Digg Embroiled In HD DVD Controversy
The posting of a code that decrypts HD DVD format DRM caused plenty of uproar at the social news site when Digg administrators took down posts and banned accounts over it. That was just the start.
|Digg Embroiled In HD DVD Controversy|
Everything started when a Digg user posted a string of hexadecimal code. Those unassuming 32 characters can be used with certain software to allow the playback of HD DVD content on Linux systems, which are otherwise unsupported by the movie industry.
The original story received thousands of Diggs from site users; then, the story vanished. People screamed ‘censorship’ and began posting new stories containing the code. Those too were short-lived on Digg, but very heavily noticed.
As the stories were removed, some users were banned from Digg for posting the code.
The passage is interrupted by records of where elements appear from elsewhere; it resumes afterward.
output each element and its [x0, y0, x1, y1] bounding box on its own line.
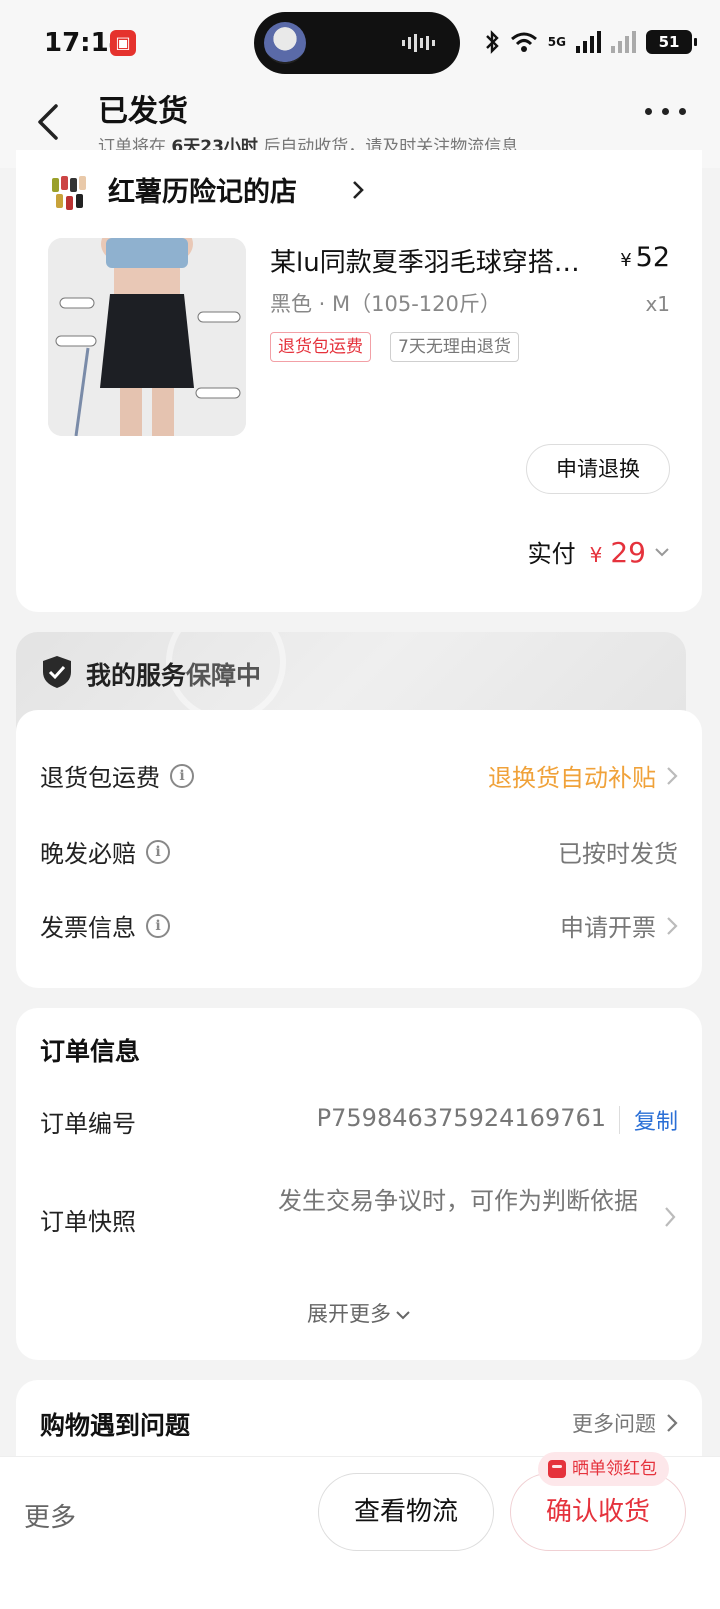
free-return-shipping-tag: 退货包运费 [270, 332, 371, 362]
payment-currency: ¥ [589, 543, 603, 567]
skirt-photo-icon [48, 238, 246, 436]
service-value: 已按时发货 [558, 840, 678, 868]
product-price: ¥52 [620, 242, 670, 273]
problem-title: 购物遇到问题 [40, 1411, 191, 1440]
view-logistics-button[interactable]: 查看物流 [318, 1473, 494, 1551]
divider [619, 1106, 620, 1134]
more-problems-link[interactable]: 更多问题 [572, 1408, 678, 1438]
service-row-return-shipping[interactable]: 退货包运费 i 退换货自动补贴 [40, 758, 678, 798]
shield-check-icon [43, 656, 71, 688]
chevron-right-icon[interactable] [352, 180, 364, 200]
payment-amount: 29 [610, 536, 646, 569]
chevron-right-icon [667, 916, 678, 935]
copy-button[interactable]: 复制 [634, 1104, 678, 1136]
signal-2-icon [611, 31, 636, 53]
signal-icon [576, 31, 601, 53]
back-icon[interactable] [34, 102, 64, 142]
service-value: 申请开票 [560, 914, 656, 942]
refund-exchange-button[interactable]: 申请退换 [526, 444, 670, 494]
payment-label: 实付 [527, 540, 576, 568]
chevron-down-icon[interactable] [654, 546, 670, 558]
system-icons: 5G 51 [484, 28, 697, 56]
status-bar: 17:14 ▣ 5G 51 [0, 0, 720, 86]
service-label: 发票信息 [40, 914, 136, 942]
battery-icon: 51 [646, 30, 697, 54]
service-label: 退货包运费 [40, 764, 160, 792]
dynamic-island [254, 12, 460, 74]
service-title: 我的服务保障中 [86, 661, 262, 690]
product-name[interactable]: 某lu同款夏季羽毛球穿搭… [270, 242, 600, 279]
order-info-card: 订单信息 订单编号 P759846375924169761 复制 订单快照 发生… [16, 1008, 702, 1360]
info-icon[interactable]: i [146, 839, 170, 864]
chevron-right-icon[interactable] [664, 1206, 676, 1228]
product-quantity: x1 [645, 292, 670, 316]
chevron-right-icon [667, 766, 678, 785]
chevron-down-icon [396, 1311, 410, 1320]
share-red-packet-badge[interactable]: 晒单领红包 [538, 1452, 669, 1486]
expand-more-button[interactable]: 展开更多 [16, 1298, 702, 1328]
service-row-invoice[interactable]: 发票信息 i 申请开票 [40, 908, 678, 948]
actual-payment[interactable]: 实付 ¥ 29 [528, 534, 670, 569]
notification-app-icon: ▣ [110, 30, 136, 56]
service-value: 退换货自动补贴 [488, 764, 656, 792]
service-label: 晚发必赔 [40, 840, 136, 868]
order-snapshot-label: 订单快照 [40, 1208, 136, 1236]
seven-day-return-tag: 7天无理由退货 [390, 332, 519, 362]
network-type: 5G [547, 35, 566, 49]
shop-name[interactable]: 红薯历险记的店 [108, 170, 297, 209]
service-card: 退货包运费 i 退换货自动补贴 晚发必赔 i 已按时发货 发票信息 i 申请开票 [16, 710, 702, 988]
audio-wave-icon [402, 34, 435, 52]
order-info-title: 订单信息 [40, 1037, 141, 1066]
bluetooth-icon [485, 30, 499, 54]
product-image[interactable] [48, 238, 246, 436]
order-number: P759846375924169761 [316, 1104, 606, 1132]
order-snapshot-desc[interactable]: 发生交易争议时，可作为判断依据 [238, 1184, 638, 1218]
chevron-right-icon [667, 1414, 678, 1432]
product-card: 红薯历险记的店 某lu同款夏季羽毛球穿搭… ¥52 黑色 · M（105-120… [16, 150, 702, 612]
wifi-icon [510, 32, 537, 52]
shop-logo-icon[interactable] [48, 170, 96, 214]
more-button[interactable]: 更多 [24, 1497, 76, 1534]
info-icon[interactable]: i [170, 763, 194, 788]
more-options-icon[interactable] [645, 108, 686, 115]
product-sku: 黑色 · M（105-120斤） [270, 292, 501, 316]
info-icon[interactable]: i [146, 913, 170, 938]
page-title: 已发货 [98, 94, 188, 129]
red-packet-icon [548, 1460, 566, 1478]
order-number-label: 订单编号 [40, 1110, 136, 1138]
music-cover-icon [264, 22, 306, 64]
service-row-late-delivery: 晚发必赔 i 已按时发货 [40, 834, 678, 874]
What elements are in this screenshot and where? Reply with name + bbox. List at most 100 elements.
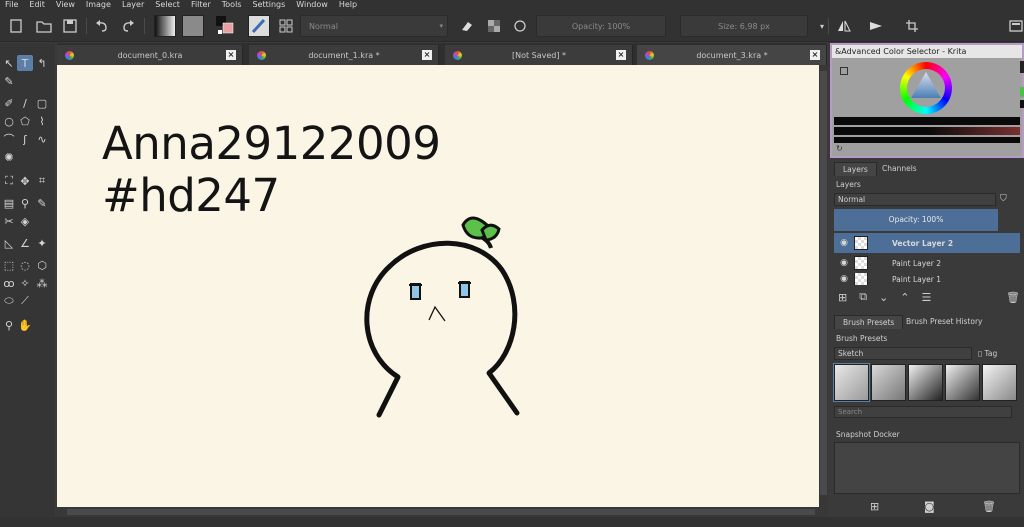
color-history-swatch[interactable] (1020, 87, 1024, 97)
smart-patch-tool-icon[interactable]: ✂ (1, 213, 17, 229)
assistant-tool-icon[interactable]: ◺ (1, 235, 17, 251)
canvas[interactable]: Anna29122009 #hd247 (57, 65, 819, 507)
wrap-around-icon[interactable] (902, 16, 922, 36)
pattern-swatch[interactable] (182, 15, 204, 37)
ellipse-select-tool-icon[interactable]: ◌ (17, 257, 33, 273)
eye-icon[interactable]: ◉ (838, 274, 850, 284)
snapshot-list[interactable] (834, 442, 1020, 494)
filter-icon[interactable]: ⛉ (1000, 194, 1007, 204)
brush-preset-icon[interactable] (248, 15, 270, 37)
polygon-select-tool-icon[interactable]: ⬡ (34, 257, 50, 273)
brush-preset-marker[interactable] (945, 364, 980, 401)
fill-tool-icon[interactable]: ◈ (17, 213, 33, 229)
menu-edit[interactable]: Edit (24, 0, 51, 10)
move-tool-icon[interactable]: ✥ (17, 173, 33, 189)
reference-images-tool-icon[interactable]: ✦ (34, 235, 50, 251)
redo-icon[interactable] (118, 16, 138, 36)
brush-preset-ink[interactable] (908, 364, 943, 401)
eye-icon[interactable]: ◉ (838, 238, 850, 248)
add-snapshot-icon[interactable]: ⊞ (870, 500, 879, 513)
tab-document-3[interactable]: document_3.kra * × (637, 45, 827, 65)
menu-select[interactable]: Select (150, 0, 186, 10)
layer-row-paint-layer-1[interactable]: ◉ Paint Layer 1 (834, 273, 1020, 285)
open-folder-icon[interactable] (34, 16, 54, 36)
tab-document-0[interactable]: document_0.kra × (57, 45, 243, 65)
close-icon[interactable]: × (810, 50, 820, 60)
gradient-tool-icon[interactable]: ▤ (1, 195, 17, 211)
bezier-curve-tool-icon[interactable]: ⌒ (1, 131, 17, 147)
color-history-swatch[interactable] (1020, 61, 1024, 73)
dynamic-brush-tool-icon[interactable]: ∿ (34, 131, 50, 147)
menu-window[interactable]: Window (291, 0, 334, 10)
tab-brush-presets[interactable]: Brush Presets (834, 315, 904, 329)
mirror-vertical-icon[interactable] (866, 16, 886, 36)
delete-snapshot-icon[interactable]: 🗑 (982, 500, 996, 513)
horizontal-scrollbar[interactable] (57, 507, 827, 517)
brush-search-input[interactable]: Search (834, 406, 1012, 418)
shade-slider[interactable] (834, 127, 1020, 135)
size-slider[interactable]: Size: 6,98 px (680, 15, 808, 37)
size-dropdown-icon[interactable]: ▾ (812, 16, 832, 36)
reload-preset-icon[interactable] (510, 16, 530, 36)
calligraphy-tool-icon[interactable]: ✎ (1, 73, 17, 89)
new-document-icon[interactable] (6, 16, 26, 36)
similar-select-tool-icon[interactable]: ⁂ (34, 275, 50, 291)
rectangle-tool-icon[interactable]: ▢ (34, 95, 50, 111)
color-history-swatch[interactable] (1020, 100, 1024, 108)
layer-row-vector-layer-2[interactable]: ◉ Vector Layer 2 (834, 233, 1020, 253)
move-down-icon[interactable]: ⌄ (879, 291, 888, 304)
text-tool-icon[interactable]: T (17, 55, 33, 71)
polyline-tool-icon[interactable]: ⌇ (34, 113, 50, 129)
bezier-select-tool-icon[interactable]: ⬭ (1, 293, 17, 309)
fg-bg-color-icon[interactable] (214, 15, 234, 35)
tab-brush-preset-history[interactable]: Brush Preset History (898, 315, 990, 329)
brush-preset-airbrush[interactable] (871, 364, 906, 401)
undo-icon[interactable] (92, 16, 112, 36)
close-icon[interactable]: × (226, 50, 236, 60)
camera-icon[interactable]: ◙ (924, 500, 935, 513)
pan-tool-icon[interactable]: ✋ (17, 317, 33, 333)
opacity-slider[interactable]: Opacity: 100% (536, 15, 666, 37)
vertical-scrollbar[interactable] (819, 65, 828, 507)
menu-file[interactable]: File (0, 0, 24, 10)
menu-help[interactable]: Help (334, 0, 363, 10)
freehand-path-tool-icon[interactable]: ʃ (17, 131, 33, 147)
line-tool-icon[interactable]: / (17, 95, 33, 111)
crop-tool-icon[interactable]: ⌗ (34, 173, 50, 189)
brush-group-select[interactable]: Sketch (834, 347, 972, 360)
colorize-mask-tool-icon[interactable]: ✎ (34, 195, 50, 211)
blend-mode-select[interactable]: Normal ▾ (300, 15, 448, 37)
add-layer-icon[interactable]: ⊞ (838, 291, 847, 304)
polygon-tool-icon[interactable]: ⬠ (17, 113, 33, 129)
edit-shapes-tool-icon[interactable]: ↰ (34, 55, 50, 71)
tab-layers[interactable]: Layers (834, 162, 877, 176)
move-up-icon[interactable]: ⌃ (900, 291, 909, 304)
shade-slider[interactable] (834, 137, 1020, 143)
menu-settings[interactable]: Settings (247, 0, 291, 10)
tab-document-1[interactable]: document_1.kra * × (249, 45, 439, 65)
select-shapes-tool-icon[interactable]: ↖ (1, 55, 17, 71)
ellipse-tool-icon[interactable]: ○ (1, 113, 17, 129)
brush-preset-pencil[interactable] (833, 363, 870, 402)
transform-tool-icon[interactable]: ⛶ (1, 173, 17, 189)
layer-blend-mode-select[interactable]: Normal (834, 193, 996, 206)
freehand-brush-tool-icon[interactable]: ✐ (1, 95, 17, 111)
mirror-horizontal-icon[interactable] (834, 16, 854, 36)
workspace-icon[interactable] (1006, 16, 1024, 36)
menu-view[interactable]: View (51, 0, 81, 10)
magnetic-select-tool-icon[interactable]: ⟋ (17, 293, 33, 309)
save-icon[interactable] (60, 16, 80, 36)
shade-slider[interactable] (834, 117, 1020, 125)
menu-layer[interactable]: Layer (117, 0, 150, 10)
rect-select-tool-icon[interactable]: ⬚ (1, 257, 17, 273)
tag-button[interactable]: ▯ Tag (978, 349, 997, 358)
zoom-tool-icon[interactable]: ⚲ (1, 317, 17, 333)
layer-properties-icon[interactable]: ☰ (922, 291, 932, 304)
menu-image[interactable]: Image (81, 0, 117, 10)
delete-layer-icon[interactable]: 🗑 (1006, 291, 1020, 304)
tab-channels[interactable]: Channels (874, 162, 925, 176)
grid-menu-icon[interactable] (276, 16, 296, 36)
multibrush-tool-icon[interactable]: ✺ (1, 149, 17, 165)
gradient-swatch[interactable] (154, 15, 176, 37)
duplicate-layer-icon[interactable]: ⧉ (859, 290, 867, 304)
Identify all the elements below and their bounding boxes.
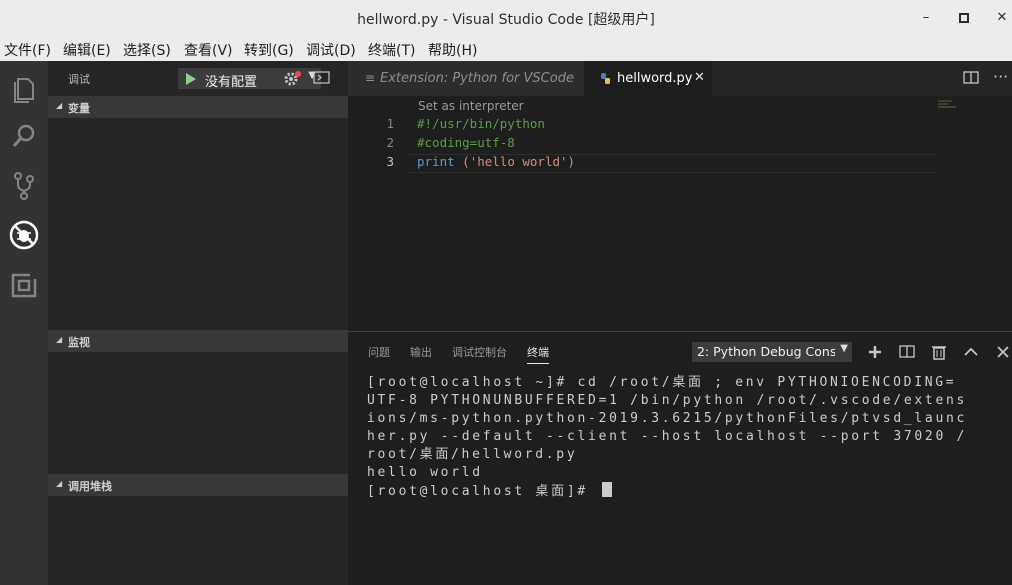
activity-bar: [0, 61, 48, 585]
terminal-line: ions/ms-python.python-2019.3.6215/python…: [367, 411, 968, 426]
sidebar-header: 调试 没有配置 ▼: [48, 61, 348, 96]
panel-tab-debug-console[interactable]: 调试控制台: [452, 344, 507, 360]
terminal-line: UTF-8 PYTHONUNBUFFERED=1 /bin/python /ro…: [367, 393, 968, 408]
line-text: print ('hello world'): [417, 154, 575, 169]
minimap[interactable]: [938, 94, 962, 108]
terminal-line: [root@localhost ~]# cd /root/桌面 ; env PY…: [367, 375, 957, 390]
panel-tab-output[interactable]: 输出: [410, 344, 432, 360]
code-line[interactable]: 1 #!/usr/bin/python: [348, 116, 948, 135]
menu-edit[interactable]: 编辑(E): [63, 40, 111, 60]
debug-config-label: 没有配置: [205, 75, 258, 90]
trash-icon[interactable]: [930, 343, 948, 361]
menu-go[interactable]: 转到(G): [244, 40, 294, 60]
caret-down-icon: ◢: [56, 335, 63, 344]
tab-label: Extension: Python for VSCode: [380, 71, 574, 86]
call-stack-section-header[interactable]: ◢ 调用堆栈: [48, 474, 348, 496]
debug-sidebar: 调试 没有配置 ▼ ◢ 变量 ◢ 监视 ◢ 调用堆栈: [48, 61, 348, 585]
source-control-icon[interactable]: [4, 165, 44, 205]
line-number: 3: [386, 154, 394, 169]
code-line[interactable]: 3 print ('hello world'): [348, 154, 948, 173]
extensions-icon[interactable]: [4, 265, 44, 305]
menu-selection[interactable]: 选择(S): [123, 40, 171, 60]
code-string: ('hello world'): [454, 154, 576, 169]
close-icon[interactable]: ✕: [694, 70, 705, 85]
play-icon[interactable]: [185, 72, 197, 86]
menu-terminal[interactable]: 终端(T): [368, 40, 415, 60]
close-button[interactable]: ✕: [992, 8, 1012, 28]
search-icon[interactable]: [4, 116, 44, 156]
panel-tab-problems[interactable]: 问题: [368, 344, 390, 360]
tab-hellword-py[interactable]: hellword.py ✕: [584, 61, 712, 96]
call-stack-section-label: 调用堆栈: [68, 480, 112, 493]
terminal-line: root/桌面/hellword.py: [367, 447, 578, 462]
gear-icon[interactable]: [282, 69, 302, 89]
watch-section-header[interactable]: ◢ 监视: [48, 330, 348, 352]
more-actions-icon[interactable]: ···: [993, 67, 1008, 86]
editor-area: ≡ Extension: Python for VSCode hellword.…: [348, 61, 1012, 331]
explorer-icon[interactable]: [4, 67, 44, 107]
split-terminal-icon[interactable]: [898, 343, 916, 361]
maximize-button[interactable]: [954, 8, 974, 28]
preview-icon: ≡: [365, 71, 376, 85]
menu-file[interactable]: 文件(F): [4, 40, 51, 60]
variables-section-label: 变量: [68, 102, 90, 115]
terminal-line: her.py --default --client --host localho…: [367, 429, 968, 444]
chevron-up-icon[interactable]: [962, 343, 980, 361]
tab-extension-python[interactable]: ≡ Extension: Python for VSCode: [348, 61, 584, 96]
menu-bar: 文件(F) 编辑(E) 选择(S) 查看(V) 转到(G) 调试(D) 终端(T…: [0, 36, 1012, 61]
codelens-set-interpreter[interactable]: Set as interpreter: [418, 99, 524, 113]
menu-help[interactable]: 帮助(H): [428, 40, 477, 60]
line-number: 2: [386, 135, 394, 150]
caret-down-icon: ◢: [56, 479, 63, 488]
bottom-panel: 问题 输出 调试控制台 终端 2: Python Debug Console ▼…: [348, 331, 1012, 585]
menu-debug[interactable]: 调试(D): [306, 40, 356, 60]
terminal-output[interactable]: [root@localhost ~]# cd /root/桌面 ; env PY…: [367, 374, 997, 500]
terminal-prompt: [root@localhost 桌面]#: [367, 484, 599, 499]
tab-label: hellword.py: [617, 71, 693, 86]
variables-section-body: [48, 118, 348, 329]
terminal-line: hello world: [367, 465, 483, 480]
title-bar: hellword.py - Visual Studio Code [超级用户] …: [0, 0, 1012, 36]
line-number: 1: [386, 116, 394, 131]
terminal-select[interactable]: 2: Python Debug Console ▼: [692, 342, 852, 362]
chevron-down-icon: ▼: [840, 343, 848, 354]
minimize-button[interactable]: –: [916, 8, 936, 28]
code-keyword: print: [417, 154, 455, 169]
terminal-prompt-line: [root@localhost 桌面]#: [367, 482, 997, 500]
menu-view[interactable]: 查看(V): [184, 40, 233, 60]
terminal-cursor: [602, 482, 613, 497]
window-title: hellword.py - Visual Studio Code [超级用户]: [357, 12, 655, 28]
panel-tab-terminal[interactable]: 终端: [527, 344, 549, 364]
code-line[interactable]: 2 #coding=utf-8: [348, 135, 948, 154]
sidebar-title: 调试: [68, 73, 90, 86]
split-editor-icon[interactable]: [963, 70, 981, 86]
debug-console-icon[interactable]: [313, 70, 331, 86]
call-stack-section-body: [48, 496, 348, 585]
watch-section-label: 监视: [68, 336, 90, 349]
close-icon[interactable]: [994, 343, 1012, 361]
variables-section-header[interactable]: ◢ 变量: [48, 96, 348, 118]
debug-icon[interactable]: [4, 215, 44, 255]
new-terminal-icon[interactable]: [866, 343, 884, 361]
line-text: #!/usr/bin/python: [417, 116, 545, 131]
line-text: #coding=utf-8: [417, 135, 515, 150]
watch-section-body: [48, 352, 348, 473]
editor-tab-bar: ≡ Extension: Python for VSCode hellword.…: [348, 61, 1012, 96]
caret-down-icon: ◢: [56, 101, 63, 110]
terminal-select-label: 2: Python Debug Console: [697, 344, 835, 359]
maximize-icon: [959, 13, 969, 23]
python-icon: [600, 71, 611, 87]
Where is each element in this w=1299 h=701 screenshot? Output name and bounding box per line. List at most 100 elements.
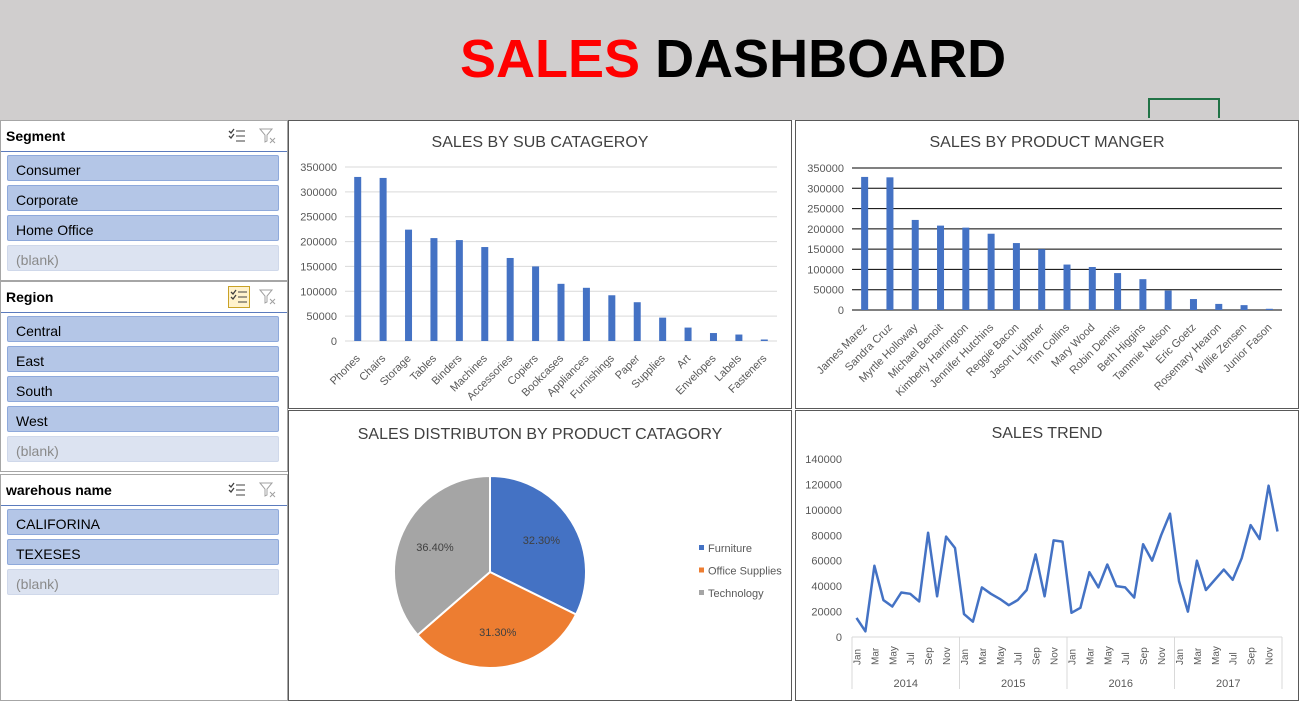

Manuel Amador, who runs the Rudd-O blog that started the whole kerfuffle by being linked in the original Digg post, found himself banned when Digg admins received a cease and desist notice to take down the code.
Digg co-founder Jay Adelson blogged about the HD DVD takedown request:
We’ve been notified by the owners of this intellectual property that they believe the posting of the encryption key infringes their intellectual property rights. In order to respect these rights and to comply with the law, we have removed postings of the key that have been brought to our attention. Whether you agree or disagree with the policies of the intellectual property holders and consortiums, in order for Digg to survive, it must abide by the law.
Adelson didn’t mention something about HD DVD. As noted by Texyt, some episodes of the DiggNation video podcasts have been sponsored by HD DVD. Digg isn’t hiding these sponsorships, but they weren’t actively mentioned in context with the other HD DVD activity yesterday either.
However, the issue with the code being online in the first place goes all the way back to February of this year. The source code first appeared on the Doom9 forums, and then made it to a story on a Wired blog.
The final word on the HD DVD encryption key on Digg comes from its most well-known Digger, co-founder Kevin Rose:
But now, after seeing hundreds of stories and reading thousands of comments, you’ve made it clear. You’d rather see Digg go down fighting than bow down to a bigger company. We hear you, and effective immediately we won’t delete stories or comments containing the code and will deal with whatever the consequences might be. If we lose, then what the hell, at least we died trying.
As of press time, Digg was up and running normally.